Отца дочь ее помнила смутно, как смутно помнила и всю ту пору при немцах. Так вспоминают болезнь: не столько ощущение самой болезни — тело забывает это чувство, но остается косвенная память: стен, какого-нибудь угла, неприятной тени и неприятного света, неприятных лиц. Теперь Светлана старше своей матери в то время, почти такая же красивая, как ее мать в то время, но проще, стертее. С жестокого мира начавшая свою жизнь, чтобы потом оттолкнуться от него и жить спокойно, по-семейному соединяясь с миром, — она неясно, темно помнит дом на отшибе, соседских женщин, детей, с которыми играла в коридоре. Темно и холодно помнит и мать. Опасливо помнит страх, тайну и зябкость — не то слабого, голодного своего тела, не то ослабевшей, не яростной, а вытерпливающей жизни: изворотливый инстинкт выживания — и в то же время равнодушие. Знает она теперь, что женщины в том доме укрывали и выхаживали наших бойцов и отправляли по пролегавшей рядом канализационной системе за город. Живой памяти нет, ей кажется, они не оставили в ее памяти следа, может быть, она и не видела укрываемых. Но однажды кто-то прикуривал от головешки из костра, и она вдруг вспомнила кого-то в подштанниках и нательной рубашке, присевшего на корточках к печке в их комнате, и тень от него на стене, и потрескивание чадящего фитилька в блюдце с грязной жижицей масла.

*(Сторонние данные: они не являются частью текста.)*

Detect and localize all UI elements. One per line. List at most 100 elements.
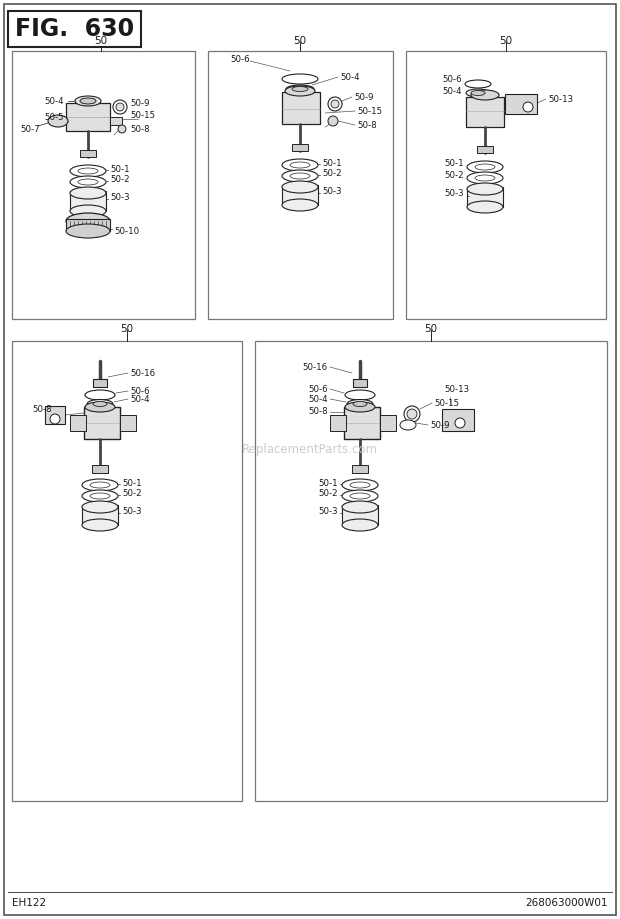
Text: 50-1: 50-1	[319, 479, 338, 487]
Ellipse shape	[85, 402, 115, 412]
Ellipse shape	[282, 159, 318, 171]
Text: 50-15: 50-15	[434, 399, 459, 407]
Text: 50-16: 50-16	[303, 362, 328, 371]
Ellipse shape	[475, 175, 495, 181]
Ellipse shape	[78, 179, 98, 185]
Bar	[110, 117, 122, 125]
Bar	[70, 415, 86, 431]
Ellipse shape	[75, 96, 101, 106]
Ellipse shape	[70, 165, 106, 177]
Text: FIG.  630: FIG. 630	[15, 17, 134, 41]
Bar	[505, 94, 537, 114]
Circle shape	[328, 97, 342, 111]
Text: 50: 50	[94, 36, 107, 46]
Text: 50-4: 50-4	[44, 96, 64, 106]
Bar	[292, 144, 308, 151]
Ellipse shape	[82, 479, 118, 491]
Ellipse shape	[282, 74, 318, 84]
Text: 50-15: 50-15	[130, 110, 155, 119]
Text: 50-1: 50-1	[322, 158, 342, 167]
Text: 50-2: 50-2	[122, 490, 141, 498]
Text: 50-16: 50-16	[130, 369, 155, 378]
Ellipse shape	[66, 213, 110, 229]
Text: 50: 50	[293, 36, 306, 46]
Text: 50-6: 50-6	[231, 54, 250, 63]
Text: 50-9: 50-9	[354, 93, 373, 101]
Ellipse shape	[353, 402, 367, 406]
Text: 50-13: 50-13	[444, 384, 469, 393]
Bar	[406, 51, 606, 319]
Ellipse shape	[350, 493, 370, 499]
Ellipse shape	[282, 170, 318, 182]
Bar	[12, 51, 195, 319]
Text: 50-3: 50-3	[319, 506, 338, 516]
Text: 50-8: 50-8	[308, 407, 328, 416]
Bar	[120, 415, 136, 431]
Ellipse shape	[292, 86, 308, 92]
Bar	[8, 11, 141, 47]
Bar	[208, 51, 393, 319]
Text: 50-6: 50-6	[130, 387, 149, 395]
Bar	[45, 406, 65, 424]
Circle shape	[523, 102, 533, 112]
Text: 50-9: 50-9	[130, 98, 149, 108]
Bar	[344, 407, 380, 439]
Bar	[66, 103, 110, 131]
Text: 50-3: 50-3	[322, 187, 342, 196]
Bar	[82, 505, 118, 525]
Text: 268063000W01: 268063000W01	[526, 898, 608, 908]
Text: 50: 50	[120, 324, 133, 334]
Ellipse shape	[347, 400, 373, 409]
Ellipse shape	[93, 402, 107, 406]
Circle shape	[113, 100, 127, 114]
Bar	[84, 407, 120, 439]
Ellipse shape	[467, 161, 503, 173]
Ellipse shape	[70, 187, 106, 199]
Ellipse shape	[465, 80, 491, 88]
Bar	[342, 505, 378, 525]
Bar	[70, 191, 106, 211]
Bar	[12, 341, 242, 801]
Ellipse shape	[48, 115, 68, 127]
Text: 50-7: 50-7	[20, 124, 40, 133]
Ellipse shape	[350, 482, 370, 488]
Text: 50-8: 50-8	[357, 120, 376, 130]
Circle shape	[116, 103, 124, 111]
Text: 50-15: 50-15	[357, 107, 382, 116]
Ellipse shape	[90, 493, 110, 499]
Text: 50-6: 50-6	[442, 74, 462, 84]
Bar	[92, 465, 108, 473]
Text: 50-1: 50-1	[444, 160, 464, 168]
Circle shape	[50, 414, 60, 424]
Text: 50-2: 50-2	[319, 490, 338, 498]
Text: 50-2: 50-2	[444, 172, 464, 180]
Text: 50: 50	[500, 36, 513, 46]
Ellipse shape	[290, 162, 310, 168]
Ellipse shape	[66, 224, 110, 238]
Bar	[353, 379, 367, 387]
Ellipse shape	[82, 501, 118, 513]
Text: 50-3: 50-3	[122, 506, 141, 516]
Ellipse shape	[342, 490, 378, 502]
Ellipse shape	[70, 176, 106, 188]
Text: 50-5: 50-5	[44, 112, 64, 121]
Circle shape	[455, 418, 465, 428]
Ellipse shape	[467, 172, 503, 184]
Text: 50-10: 50-10	[114, 226, 139, 235]
Circle shape	[328, 116, 338, 126]
Ellipse shape	[290, 173, 310, 179]
Ellipse shape	[466, 89, 490, 97]
Ellipse shape	[80, 98, 96, 104]
Ellipse shape	[342, 519, 378, 531]
Text: 50-8: 50-8	[32, 404, 51, 414]
Bar	[93, 379, 107, 387]
Bar	[255, 341, 607, 801]
Circle shape	[407, 409, 417, 419]
Bar	[442, 409, 474, 431]
Ellipse shape	[285, 86, 315, 96]
Bar	[66, 219, 110, 231]
Ellipse shape	[286, 85, 314, 93]
Bar	[380, 415, 396, 431]
Text: 50-9: 50-9	[430, 421, 450, 429]
Circle shape	[404, 406, 420, 422]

Как мать забирали в гестапо, тоже не помнит. Не помнит и ее возвращения — знает, что избитая, опухшая мать болела и бредила. Помнит же — вдруг ярко: они с матерью бегут по грязному снегу — старому, закаменелому, сбитому в одно со шлаками и золой, с плевками, с желтой мочой, с обледеневшими помоями. Горят дома — не сплошь, порознь. День — и огонь бледен. Есть и звуки, но это, если напрячь память… Треск занимающегося горения, плач, гомон, но жидкие. Но сначала запах — сладковатый запах керосина. Когда вспоминается керосин, вспоминается и крик. Автоматы. Жар, наплывающий в ледяной холод. Треск, с которым взлетают искры. И тошнота, и подвывание от животного страха, но мать больно сжимает ей руку, а когда отпускает, Света сама вцепляется в нее. Мать стягивает с пальца кольцо, сует его полицаю. «Отпусти его, отпусти, Христом-богом молю, это мой сын! Вовек молить буду! Возьми, Бога ради, это же золото — отпусти мальчика!» И глаза соседского подростка. А других уже оплескивают из ведра — запах керосина, — и вталкивают в горящий дом. «Возьми! Отпусти! Век! Век молить буду!» И — «Пошла, пошла, сука, прочь, а то сама пойдешь следом!» И ее, Светин визг, как со стороны — ведь сама она провалилась в немоту, в пустоту, визжит не она, визжит ее раззявленный рот. И бежит, волоча ее, мать, соседка с сорванным с головы платком бежит встречь: «Жив?» «Беги! Может, спасешь! Мне не отдали». И все. И дальше памяти нет. Да и эта память кусками, как она вцепилась в мать, а та крутит, стягивает, дергает кольцо, которое никогда не снимала. И глаза мальчишки. Ах, будь оно проклято, никого не спасти!